With three months left until the end of the financial year, now is a good time for a quick financial review. The purpose of a review is to make sure that you are getting the most out of your tax allowances and to reduce your tax bill as much as possible. It need not take too long and could potentially make a big difference to your finances. You can do it yourself, using the details below (applicable to England), or ask one of our independent financial advisers at www.plutuswealth.com to help. We can review your current and any other available allocations, so that you get the most out of them and more money in your pocket come April.

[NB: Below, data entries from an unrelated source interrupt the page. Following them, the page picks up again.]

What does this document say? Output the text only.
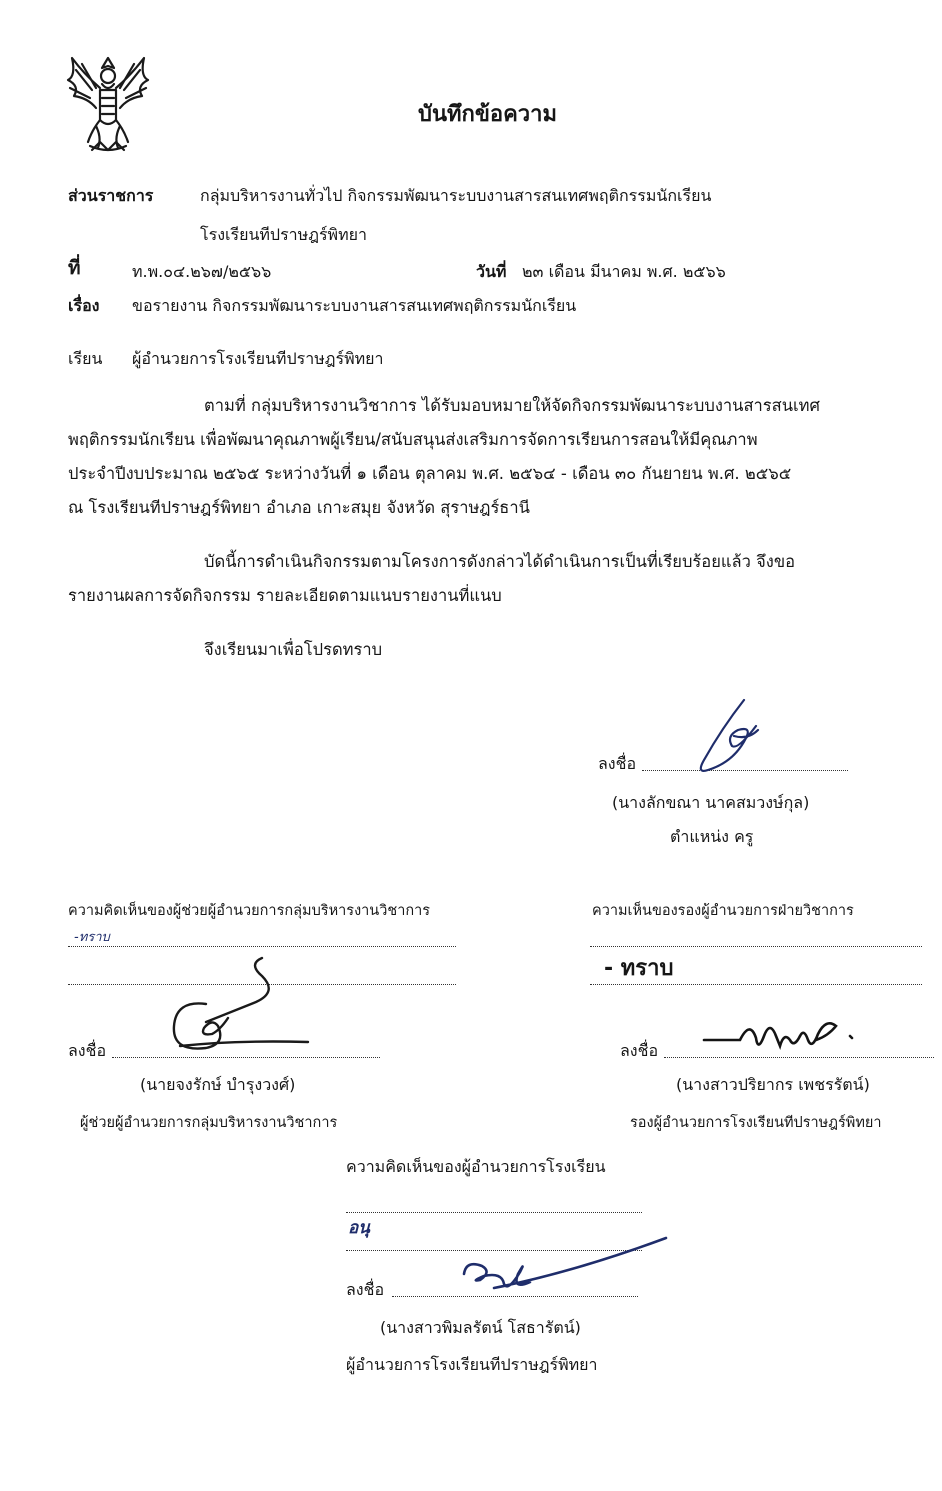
บันทึกข้อความ
ส่วนราชการ	กลุ่มบริหารงานทั่วไป กิจกรรมพัฒนาระบบงานสารสนเทศพฤติกรรมนักเรียน
โรงเรียนทีปราษฎร์พิทยา
ที่	ท.พ.๐๔.๒๖๗/๒๕๖๖	วันที่ ๒๓ เดือน มีนาคม พ.ศ. ๒๕๖๖
เรื่อง ขอรายงาน กิจกรรมพัฒนาระบบงานสารสนเทศพฤติกรรมนักเรียน
เรียน ผู้อำนวยการโรงเรียนทีปราษฎร์พิทยา
ตามที่ กลุ่มบริหารงานวิชาการ ได้รับมอบหมายให้จัดกิจกรรมพัฒนาระบบงานสารสนเทศ
พฤติกรรมนักเรียน เพื่อพัฒนาคุณภาพผู้เรียน/สนับสนุนส่งเสริมการจัดการเรียนการสอนให้มีคุณภาพ
ประจำปีงบประมาณ ๒๕๖๕ ระหว่างวันที่ ๑ เดือน ตุลาคม พ.ศ. ๒๕๖๔ - เดือน ๓๐ กันยายน พ.ศ. ๒๕๖๕
ณ โรงเรียนทีปราษฎร์พิทยา อำเภอ เกาะสมุย จังหวัด สุราษฎร์ธานี
บัดนี้การดำเนินกิจกรรมตามโครงการดังกล่าวได้ดำเนินการเป็นที่เรียบร้อยแล้ว จึงขอ
รายงานผลการจัดกิจกรรม รายละเอียดตามแนบรายงานที่แนบ
จึงเรียนมาเพื่อโปรดทราบ
ลงชื่อ
(นางลักขณา นาคสมวงษ์กุล)
ตำแหน่ง ครู
ความคิดเห็นของผู้ช่วยผู้อำนวยการกลุ่มบริหารงานวิชาการ
-ทราบ
ลงชื่อ
(นายจงรักษ์ บำรุงวงศ์)
ผู้ช่วยผู้อำนวยการกลุ่มบริหารงานวิชาการ
ความเห็นของรองผู้อำนวยการฝ่ายวิชาการ
- ทราบ
ลงชื่อ
(นางสาวปริยากร เพชรรัตน์)
รองผู้อำนวยการโรงเรียนทีปราษฎร์พิทยา
ความคิดเห็นของผู้อำนวยการโรงเรียน
อนุ
ลงชื่อ
(นางสาวพิมลรัตน์ โสธารัตน์)
ผู้อำนวยการโรงเรียนทีปราษฎร์พิทยา
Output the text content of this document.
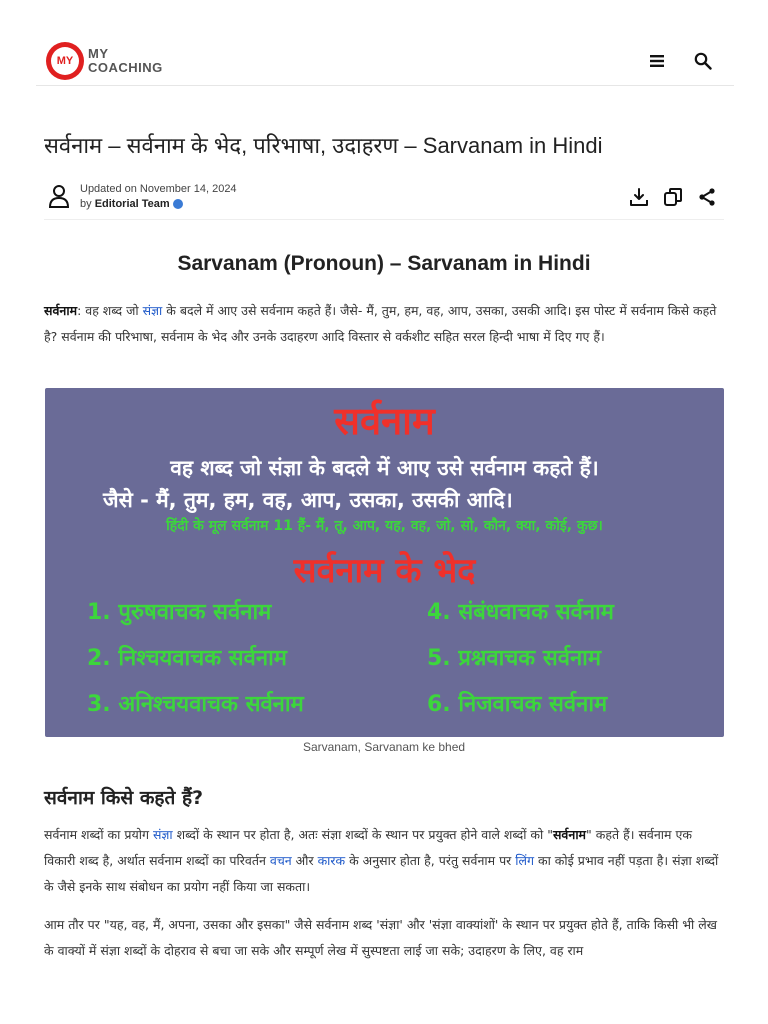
MY	MY
COACHING
सर्वनाम – सर्वनाम के भेद, परिभाषा, उदाहरण – Sarvanam in Hindi
Updated on November 14, 2024
by Editorial Team
Sarvanam (Pronoun) – Sarvanam in Hindi

सर्वनाम: वह शब्द जो संज्ञा के बदले में आए उसे सर्वनाम कहते हैं। जैसे- मैं, तुम, हम, वह, आप, उसका, उसकी आदि। इस पोस्ट में सर्वनाम किसे कहते है? सर्वनाम की परिभाषा, सर्वनाम के भेद और उनके उदाहरण आदि विस्तार से वर्कशीट सहित सरल हिन्दी भाषा में दिए गए हैं।

सर्वनाम
वह शब्द जो संज्ञा के बदले में आए उसे सर्वनाम कहते हैं।
जैसे - मैं, तुम, हम, वह, आप, उसका, उसकी आदि।
हिंदी के मूल सर्वनाम 11 हैं- मैं, तू, आप, यह, वह, जो, सो, कौन, क्या, कोई, कुछ।
सर्वनाम के भेद
1. पुरुषवाचक सर्वनाम
2. निश्चयवाचक सर्वनाम
3. अनिश्चयवाचक सर्वनाम
4. संबंधवाचक सर्वनाम
5. प्रश्नवाचक सर्वनाम
6. निजवाचक सर्वनाम
Sarvanam, Sarvanam ke bhed
सर्वनाम किसे कहते हैं?

सर्वनाम शब्दों का प्रयोग संज्ञा शब्दों के स्थान पर होता है, अतः संज्ञा शब्दों के स्थान पर प्रयुक्त होने वाले शब्दों को "सर्वनाम" कहते हैं। सर्वनाम एक विकारी शब्द है, अर्थात सर्वनाम शब्दों का परिवर्तन वचन और कारक के अनुसार होता है, परंतु सर्वनाम पर लिंग का कोई प्रभाव नहीं पड़ता है। संज्ञा शब्दों के जैसे इनके साथ संबोधन का प्रयोग नहीं किया जा सकता।

आम तौर पर "यह, वह, मैं, अपना, उसका और इसका" जैसे सर्वनाम शब्द 'संज्ञा' और 'संज्ञा वाक्यांशों' के स्थान पर प्रयुक्त होते हैं, ताकि किसी भी लेख के वाक्यों में संज्ञा शब्दों के दोहराव से बचा जा सके और सम्पूर्ण लेख में सुस्पष्टता लाई जा सके; उदाहरण के लिए, वह राम
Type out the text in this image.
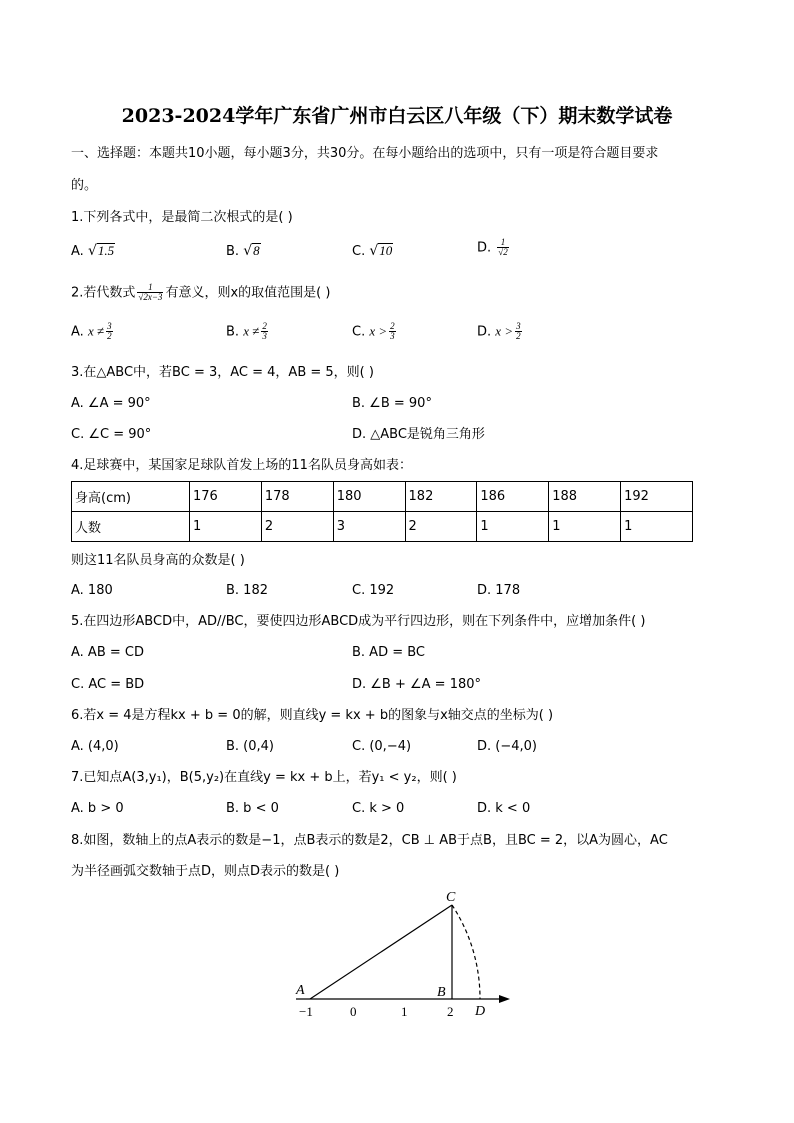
2023-2024学年广东省广州市白云区八年级（下）期末数学试卷
一、选择题：本题共10小题，每小题3分，共30分。在每小题给出的选项中，只有一项是符合题目要求
的。
1.下列各式中，是最简二次根式的是( )
A. √1.5	B. √8	C. √10	D. $\frac{1}{√2}$
2.若代数式 $\frac{1}{√2x-3}$ 有意义，则x的取值范围是( )
A. $x \ne \frac{3}{2}$	B. $x \ne \frac{2}{3}$	C. $x > \frac{2}{3}$	D. $x > \frac{3}{2}$
3.在△ABC中，若BC = 3，AC = 4，AB = 5，则( )
A. ∠A = 90°	B. ∠B = 90°
C. ∠C = 90°	D. △ABC是锐角三角形
4.足球赛中，某国家足球队首发上场的11名队员身高如表：
身高(cm)	176	178	180	182	186	188	192
人数	1	2	3	2	1	1	1
则这11名队员身高的众数是( )
A. 180	B. 182	C. 192	D. 178
5.在四边形ABCD中，AD//BC，要使四边形ABCD成为平行四边形，则在下列条件中，应增加条件( )
A. AB = CD	B. AD = BC
C. AC = BD	D. ∠B + ∠A = 180°
6.若x = 4是方程kx + b = 0的解，则直线y = kx + b的图象与x轴交点的坐标为( )
A. (4,0)	B. (0,4)	C. (0,−4)	D. (−4,0)
7.已知点A(3,y₁)，B(5,y₂)在直线y = kx + b上，若y₁ < y₂，则( )
A. b > 0	B. b < 0	C. k > 0	D. k < 0
8.如图，数轴上的点A表示的数是−1，点B表示的数是2，CB ⊥ AB于点B，且BC = 2，以A为圆心，AC
为半径画弧交数轴于点D，则点D表示的数是( )
A	B
C
D
−1	0	1	2
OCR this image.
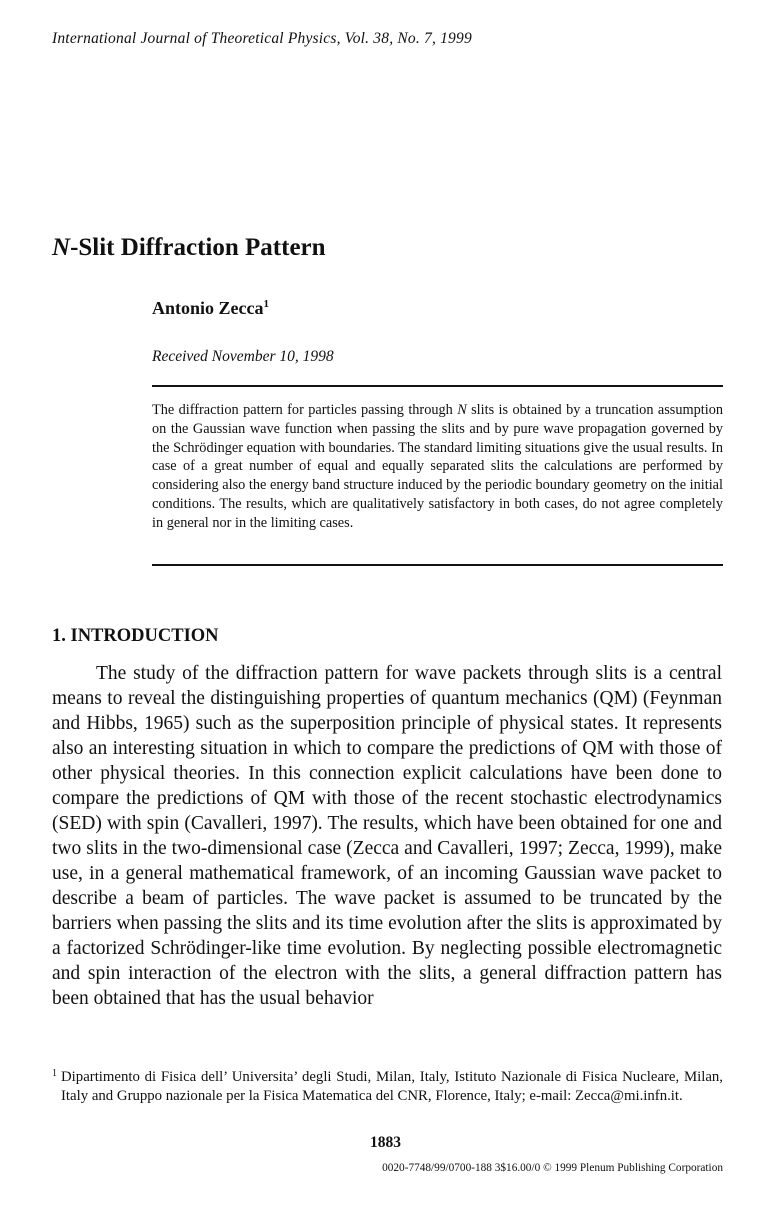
International Journal of Theoretical Physics, Vol. 38, No. 7, 1999
N-Slit Diffraction Pattern
Antonio Zecca$^1$
Received November 10, 1998
The diffraction pattern for particles passing through N slits is obtained by a truncation assumption on the Gaussian wave function when passing the slits and by pure wave propagation governed by the Schrödinger equation with boundaries. The standard limiting situations give the usual results. In case of a great number of equal and equally separated slits the calculations are performed by considering also the energy band structure induced by the periodic boundary geometry on the initial conditions. The results, which are qualitatively satisfactory in both cases, do not agree completely in general nor in the limiting cases.
1. INTRODUCTION
The study of the diffraction pattern for wave packets through slits is a central means to reveal the distinguishing properties of quantum mechanics (QM) (Feynman and Hibbs, 1965) such as the superposition principle of physical states. It represents also an interesting situation in which to compare the predictions of QM with those of other physical theories. In this connection explicit calculations have been done to compare the predictions of QM with those of the recent stochastic electrodynamics (SED) with spin (Cavalleri, 1997). The results, which have been obtained for one and two slits in the two-dimensional case (Zecca and Cavalleri, 1997; Zecca, 1999), make use, in a general mathematical framework, of an incoming Gaussian wave packet to describe a beam of particles. The wave packet is assumed to be truncated by the barriers when passing the slits and its time evolution after the slits is approximated by a factorized Schrödinger-like time evolution. By neglecting possible electromagnetic and spin interaction of the electron with the slits, a general diffraction pattern has been obtained that has the usual behavior
1 Dipartimento di Fisica dell’ Universita’ degli Studi, Milan, Italy, Istituto Nazionale di Fisica Nucleare, Milan, Italy and Gruppo nazionale per la Fisica Matematica del CNR, Florence, Italy; e-mail: Zecca@mi.infn.it.
1883
0020-7748/99/0700-188 3$16.00/0 © 1999 Plenum Publishing Corporation
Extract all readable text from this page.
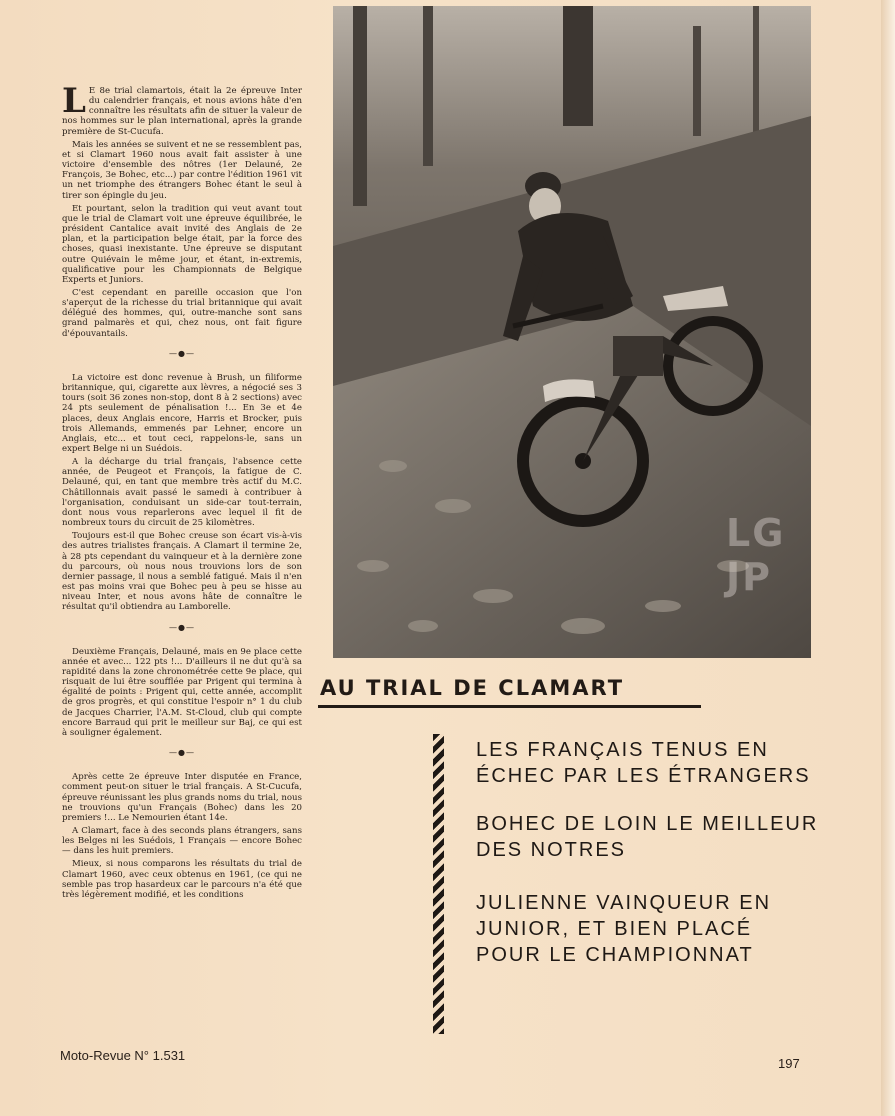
L E 8e trial clamartois, était la 2e épreuve Inter du calendrier français, et nous avions hâte d'en connaître les résultats afin de situer la valeur de nos hommes sur le plan international, après la grande première de St-Cucufa.

Mais les années se suivent et ne se ressemblent pas, et si Clamart 1960 nous avait fait assister à une victoire d'ensemble des nôtres (1er Delauné, 2e François, 3e Bohec, etc...) par contre l'édition 1961 vit un net triomphe des étrangers Bohec étant le seul à tirer son épingle du jeu.

Et pourtant, selon la tradition qui veut avant tout que le trial de Clamart voit une épreuve équilibrée, le président Cantalice avait invité des Anglais de 2e plan, et la participation belge était, par la force des choses, quasi inexistante. Une épreuve se disputant outre Quiévain le même jour, et étant, in-extremis, qualificative pour les Championnats de Belgique Experts et Juniors.

C'est cependant en pareille occasion que l'on s'aperçut de la richesse du trial britannique qui avait délégué des hommes, qui, outre-manche sont sans grand palmarès et qui, chez nous, ont fait figure d'épouvantails.

—●—

La victoire est donc revenue à Brush, un filiforme britannique, qui, cigarette aux lèvres, a négocié ses 3 tours (soit 36 zones non-stop, dont 8 à 2 sections) avec 24 pts seulement de pénalisation !... En 3e et 4e places, deux Anglais encore, Harris et Brocker, puis trois Allemands, emmenés par Lehner, encore un Anglais, etc... et tout ceci, rappelons-le, sans un expert Belge ni un Suédois.

A la décharge du trial français, l'absence cette année, de Peugeot et François, la fatigue de C. Delauné, qui, en tant que membre très actif du M.C. Châtillonnais avait passé le samedi à contribuer à l'organisation, conduisant un side-car tout-terrain, dont nous vous reparlerons avec lequel il fit de nombreux tours du circuit de 25 kilomètres.

Toujours est-il que Bohec creuse son écart vis-à-vis des autres trialistes français. A Clamart il termine 2e, à 28 pts cependant du vainqueur et à la dernière zone du parcours, où nous nous trouvions lors de son dernier passage, il nous a semblé fatigué. Mais il n'en est pas moins vrai que Bohec peu à peu se hisse au niveau Inter, et nous avons hâte de connaître le résultat qu'il obtiendra au Lamborelle.

—●—

Deuxième Français, Delauné, mais en 9e place cette année et avec... 122 pts !... D'ailleurs il ne dut qu'à sa rapidité dans la zone chronométrée cette 9e place, qui risquait de lui être soufflée par Prigent qui termina à égalité de points : Prigent qui, cette année, accomplit de gros progrès, et qui constitue l'espoir n° 1 du club de Jacques Charrier, l'A.M. St-Cloud, club qui compte encore Barraud qui prit le meilleur sur Baj, ce qui est à souligner également.

—●—

Après cette 2e épreuve Inter disputée en France, comment peut-on situer le trial français. A St-Cucufa, épreuve réunissant les plus grands noms du trial, nous ne trouvions qu'un Français (Bohec) dans les 20 premiers !... Le Nemourien étant 14e.

A Clamart, face à des seconds plans étrangers, sans les Belges ni les Suédois, 1 Français — encore Bohec — dans les huit premiers.

Mieux, si nous comparons les résultats du trial de Clamart 1960, avec ceux obtenus en 1961, (ce qui ne semble pas trop hasardeux car le parcours n'a été que très légèrement modifié, et les conditions

LG
JP
AU TRIAL DE CLAMART
LES FRANÇAIS TENUS EN ÉCHEC PAR LES ÉTRANGERS
BOHEC DE LOIN LE MEILLEUR DES NOTRES
JULIENNE VAINQUEUR EN JUNIOR, ET BIEN PLACÉ POUR LE CHAMPIONNAT
Moto-Revue N° 1.531
197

The 2021–2022 financial year ends on 5 April 2022, and the next one begins on 6 April 2022. This gives you three months to make any changes to your finances to lock in this year’s tax allowances.
Types of tax and allowances that may apply to you
Income Tax is the main one, and the one that most are familiar with. There are a number of other elements that are subject to tax or that can help reduce your tax bill, including:
· savings and investments
· Capital Gains Tax
· Inheritance Tax
We take each in turn and consider what the thresholds are(where applicable) and what you can do to get the maximum benefits. Full details on all types of tax are available on the government's money and tax pages.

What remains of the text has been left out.